Kendi paranızı değil, milletin parasını harcıyorsunuz.
Helalliği zor olur.
Düz mantık hastalığı
Günümüz dünyasında çok yaygın, hastalık olmayan bir hastalık var.
Adı da düz mantık hastalığı.
Genelde zihinden geçen düşünceler şöyledir:
“Hmm, o bu başlığı attıysa beni şöyle bir pozisyona düşürmek istiyor.
Ben şunu şunla gördüysem, bunların ortak noktası bu. Hmm demek ki benim (senin, onun) kuyusunu kazıyorlar.
Hmm böyle bir haber olduysa demek ki bunların niyeti bu.
Hmm, sen falanca yere gittiysen kesin böyle düşünüyorsun, ona göre hareket ediyorsun.”
Listeyi uzattıkça uzatırız.
Düz mantık hastalığına karşı iç temizleyen tarifi veriyorum, dikkat!!!
Her sabah bir yemek kaşığı hakiki zeytinyağının içinde 3-4 damla limon sıkın. Aç karnına düzenli olarak için. 20 gün sonra farkı hissedeceksiniz.
Bu iyiliğimi de sakın ha sakın unutmayın.
Hasan Reis
Ülkü Ocaklarının eski il başkanlarından Hasan Turhan, aramızdan ayrıldı.
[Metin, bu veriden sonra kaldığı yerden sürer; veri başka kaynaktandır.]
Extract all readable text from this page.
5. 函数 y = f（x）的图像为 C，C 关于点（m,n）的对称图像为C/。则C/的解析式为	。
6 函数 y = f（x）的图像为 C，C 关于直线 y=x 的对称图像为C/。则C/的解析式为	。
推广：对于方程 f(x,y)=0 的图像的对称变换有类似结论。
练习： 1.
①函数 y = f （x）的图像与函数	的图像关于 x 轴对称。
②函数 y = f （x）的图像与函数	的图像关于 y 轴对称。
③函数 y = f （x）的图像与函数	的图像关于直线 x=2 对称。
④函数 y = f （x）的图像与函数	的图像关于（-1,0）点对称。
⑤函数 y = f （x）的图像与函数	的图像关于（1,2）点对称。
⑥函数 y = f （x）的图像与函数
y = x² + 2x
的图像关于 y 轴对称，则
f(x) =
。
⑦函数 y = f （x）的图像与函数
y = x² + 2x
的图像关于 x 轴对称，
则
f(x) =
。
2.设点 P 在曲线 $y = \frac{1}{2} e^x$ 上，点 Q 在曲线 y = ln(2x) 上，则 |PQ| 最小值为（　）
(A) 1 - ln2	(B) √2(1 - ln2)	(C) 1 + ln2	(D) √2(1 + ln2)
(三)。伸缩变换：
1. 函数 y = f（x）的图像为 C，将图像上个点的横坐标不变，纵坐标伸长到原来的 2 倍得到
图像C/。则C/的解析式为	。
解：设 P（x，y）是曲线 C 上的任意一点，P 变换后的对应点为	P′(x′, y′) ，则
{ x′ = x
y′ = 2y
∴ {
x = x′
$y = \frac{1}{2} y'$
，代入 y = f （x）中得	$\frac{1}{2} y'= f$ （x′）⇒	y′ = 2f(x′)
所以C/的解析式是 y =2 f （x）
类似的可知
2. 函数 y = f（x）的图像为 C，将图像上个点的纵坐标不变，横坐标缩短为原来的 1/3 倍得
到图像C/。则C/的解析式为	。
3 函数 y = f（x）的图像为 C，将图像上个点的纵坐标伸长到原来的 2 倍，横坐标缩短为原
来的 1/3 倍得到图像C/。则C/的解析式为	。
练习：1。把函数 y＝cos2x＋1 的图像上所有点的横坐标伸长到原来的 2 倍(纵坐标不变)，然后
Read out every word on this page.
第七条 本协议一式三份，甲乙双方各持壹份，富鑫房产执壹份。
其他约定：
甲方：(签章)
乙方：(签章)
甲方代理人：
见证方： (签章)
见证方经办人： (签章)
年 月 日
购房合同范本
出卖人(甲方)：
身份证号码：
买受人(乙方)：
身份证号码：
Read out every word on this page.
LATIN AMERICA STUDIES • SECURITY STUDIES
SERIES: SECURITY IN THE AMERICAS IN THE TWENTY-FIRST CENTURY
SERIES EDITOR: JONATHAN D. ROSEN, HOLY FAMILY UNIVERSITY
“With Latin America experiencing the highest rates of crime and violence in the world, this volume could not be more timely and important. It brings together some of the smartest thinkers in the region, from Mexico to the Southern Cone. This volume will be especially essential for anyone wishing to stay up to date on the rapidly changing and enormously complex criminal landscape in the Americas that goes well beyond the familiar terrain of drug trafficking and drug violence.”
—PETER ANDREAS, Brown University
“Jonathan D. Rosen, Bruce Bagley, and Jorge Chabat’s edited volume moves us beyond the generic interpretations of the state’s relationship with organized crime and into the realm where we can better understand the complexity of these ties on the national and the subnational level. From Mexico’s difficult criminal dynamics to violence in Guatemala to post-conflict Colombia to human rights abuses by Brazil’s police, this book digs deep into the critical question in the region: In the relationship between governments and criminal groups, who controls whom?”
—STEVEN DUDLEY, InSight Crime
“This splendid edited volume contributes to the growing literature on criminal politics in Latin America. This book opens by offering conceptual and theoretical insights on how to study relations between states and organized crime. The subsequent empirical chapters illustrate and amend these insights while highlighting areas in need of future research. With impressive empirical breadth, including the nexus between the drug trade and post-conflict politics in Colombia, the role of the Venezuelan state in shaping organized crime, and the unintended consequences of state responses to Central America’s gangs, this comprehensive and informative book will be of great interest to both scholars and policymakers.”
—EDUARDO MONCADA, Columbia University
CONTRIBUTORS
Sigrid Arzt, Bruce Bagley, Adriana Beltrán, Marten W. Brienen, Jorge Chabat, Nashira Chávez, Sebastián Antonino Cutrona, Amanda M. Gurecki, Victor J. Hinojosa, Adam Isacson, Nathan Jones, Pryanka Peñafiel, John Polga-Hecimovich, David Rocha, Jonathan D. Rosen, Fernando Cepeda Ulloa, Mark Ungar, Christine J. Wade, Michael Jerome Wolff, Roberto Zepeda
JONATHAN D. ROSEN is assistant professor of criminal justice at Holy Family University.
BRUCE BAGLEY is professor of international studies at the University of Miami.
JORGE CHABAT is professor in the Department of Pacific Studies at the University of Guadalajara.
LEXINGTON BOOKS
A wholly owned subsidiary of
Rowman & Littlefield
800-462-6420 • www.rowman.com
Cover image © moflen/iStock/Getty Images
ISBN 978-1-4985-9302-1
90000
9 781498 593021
Fevziye Camiindeki cenazesi de çok kalabalıktı. Ne yazık ki gidemedim, cenazenin öğlen olduğunu çok geç öğrendim.
Allah rahmet eylesin, mekanı cennet olsun.
Hasan Turhan vefatından önce sosyal medya hesabından şu yazıyı paylaşmış:
“Merak etmeyin, bizim de kıymetimiz bilinecektir. Hele bir okunsun selamız, soğusun cenazemiz, alınsın omuzlara tabutumuz… Hele bir toprak olalım… Hayattayken sevilmediğimiz kadar, ölünce sevileceğiz.”
Kim bilir neler geçiyordu aklından, kim bilir hangi olaylar zinciri vardı kafasında.
Gördük ki, camiasında, onu tanıyanlarda, dolayısıyla da kubbede hoş bir sada bırakıp göçtü, gitti.
Ruhuna Fatiha…
İpucu
Kandırılmak isteyen her seferinde kanıyor, sevmek isteyen her şeye rağmen seviyor, güvenmek isteyen tekrar tekrar güveniyor. Başkasını suçlamanın faydası yok.